Les mots de Réginal : Interview par Luc Melmont
Interview du chanteur Jean-Pierre Réginal (Madame Alice, les Mots s'en vont)
1- Comme tant d'artistes, on ne vous voit pas à la télé, à la
radio, très peu sur internet, alors comment faites vous pour exister ?
On ne me voit pas à la télé...On ne me
voit plus, car j'ai connu un début de carrière très médiatisé,
avec cette sensation confortable de faire partie pleinement du métier,
cette sensation d'exister, avec un calendrier rempli de dates et le
public au rendez vous. Puis survint un changement d'époque : la fin des
cabarets, des maisons de disques maternantes et constructrices de
carrières à long terme, d'où le début
des auto
produits. Je me suis donc, comme les copains, adapté. Car pour
"exister", (est-ce la musculation de l'ancien prof de gym ?...) j'ai
gardé l'énergie et l'envie d'être bien dans mes baskets, dans cette
frontière floue que je connais bien, entre vie personnelle et vie
artistique.
2- Etre artiste est un choix de vie, comme on entre en religion. Comment le vivez-vous (psychologiquement, matériellement)?
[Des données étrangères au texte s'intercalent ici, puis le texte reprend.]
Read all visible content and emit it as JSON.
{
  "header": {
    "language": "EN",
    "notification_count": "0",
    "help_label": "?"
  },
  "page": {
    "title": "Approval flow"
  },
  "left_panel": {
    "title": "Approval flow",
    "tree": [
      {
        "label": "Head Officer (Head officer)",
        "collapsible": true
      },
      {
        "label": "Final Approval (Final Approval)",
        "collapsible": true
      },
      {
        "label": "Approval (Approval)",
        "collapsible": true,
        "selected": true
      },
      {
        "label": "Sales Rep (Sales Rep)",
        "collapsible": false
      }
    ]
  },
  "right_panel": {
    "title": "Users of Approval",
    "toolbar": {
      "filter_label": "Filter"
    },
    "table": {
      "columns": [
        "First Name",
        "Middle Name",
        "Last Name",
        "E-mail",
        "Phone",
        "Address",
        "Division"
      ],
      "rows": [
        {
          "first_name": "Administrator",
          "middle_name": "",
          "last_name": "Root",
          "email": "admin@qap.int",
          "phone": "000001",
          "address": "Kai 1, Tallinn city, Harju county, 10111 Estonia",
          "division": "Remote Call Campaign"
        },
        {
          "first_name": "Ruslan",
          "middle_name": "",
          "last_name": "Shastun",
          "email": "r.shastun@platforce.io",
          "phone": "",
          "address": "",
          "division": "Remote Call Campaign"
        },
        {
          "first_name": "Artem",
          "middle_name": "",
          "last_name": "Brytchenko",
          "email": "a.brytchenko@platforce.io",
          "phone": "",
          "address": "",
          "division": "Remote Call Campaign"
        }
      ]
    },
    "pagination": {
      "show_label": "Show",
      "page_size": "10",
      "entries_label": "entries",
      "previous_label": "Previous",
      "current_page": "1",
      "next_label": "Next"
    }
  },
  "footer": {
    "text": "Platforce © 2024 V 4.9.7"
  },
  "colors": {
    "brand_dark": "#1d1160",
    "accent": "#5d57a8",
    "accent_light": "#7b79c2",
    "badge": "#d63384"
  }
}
Chanter, c'est à dire aller à la
rencontre des autres sur une scène, est un choix amoureux, passionnel,
une forme de sexualité peut-être aussi, (contradictoire avec l'entrée
en religion, à moins que...) donc psychologiquement, je vis ma vie
comme nous tous, avec toute la panoplie des questions, des angoisses,
des petits bonheurs qui tombent. Quant à la précarité de l'emploi
artiste ou pas, tout le monde la craint aujourd'hui,
sauf que nous, nous la pratiquons depuis toujours et qu'elle ne
m'inquiète plus vraiment, car je sais que la mise au travail déclenche
toujours des évènements professionnels rémunérés. Ma satisfaction (pas
auto...) me vient du sentiment de maîtriser après tant d'années mon
métier, ce vrai métier de chanteur, de chansonnier, d'amuseur... ce
que vous voulez...c'est à dire la capacité d'ouvrir des fenêtres sur la
vie des gens pour aérer le rude quotidien de chacun, avec pour moi le
salaire suprême
des applaudissements (mais insuffisant, car j'ai bon appétit, j'aime la
table et le vin !!! voir dernière question...) Et mon agent artistique
m'aide beaucoup dans la continuelle pêche aux contrats pour assurer le
quotidien.
3-
Tant d'années à chanter dans la noble tradition de l'artisan chanteur,
n'est-ce pas long ? Et avez vous ressenti de la lassitude ?
4-
Diablerie est une des chansons les plus marquantes de votre album En
Concert. Un esprit cabaret qui tranche résolument le reste de l'album,
d'où vous est venue l'inspiration ?
5- Madame Alice est une
sorte de jolie "réponse"masculine au Baromètre féminin d'Anne
Sylvestre, comment réagit le public ? Est-ce difficile de manier
l'humour pour vous ?
"Madame Alice" plait aussi beaucoup aux
enfants. C'est souvent de cet album la chanson qu'ils réécoutent et
apprennent et c'est pour moi une belle récompense et un raccourci entre
générations. Le fameux langage qui manque entre parents, profs et
enfants. L'humour qui est pour moi une grande tentation (mais tout le
monde n'est pas Sacha Guitry) me semble le vrai remède contre
l'angoisse et n'a pas les effets pervers du tranxène. C' est bien sûr,
difficile ... Des années lumiéres entre Untel et Devos...Mais que c'est
bon de rire, de se tirebouchonner, de se fendre la poire, en bonne
compagnie.
6- Vous chantez souvent au Danemark, en Allemagne, pourquoi ces pays ? Tournez vous beaucoup en France ?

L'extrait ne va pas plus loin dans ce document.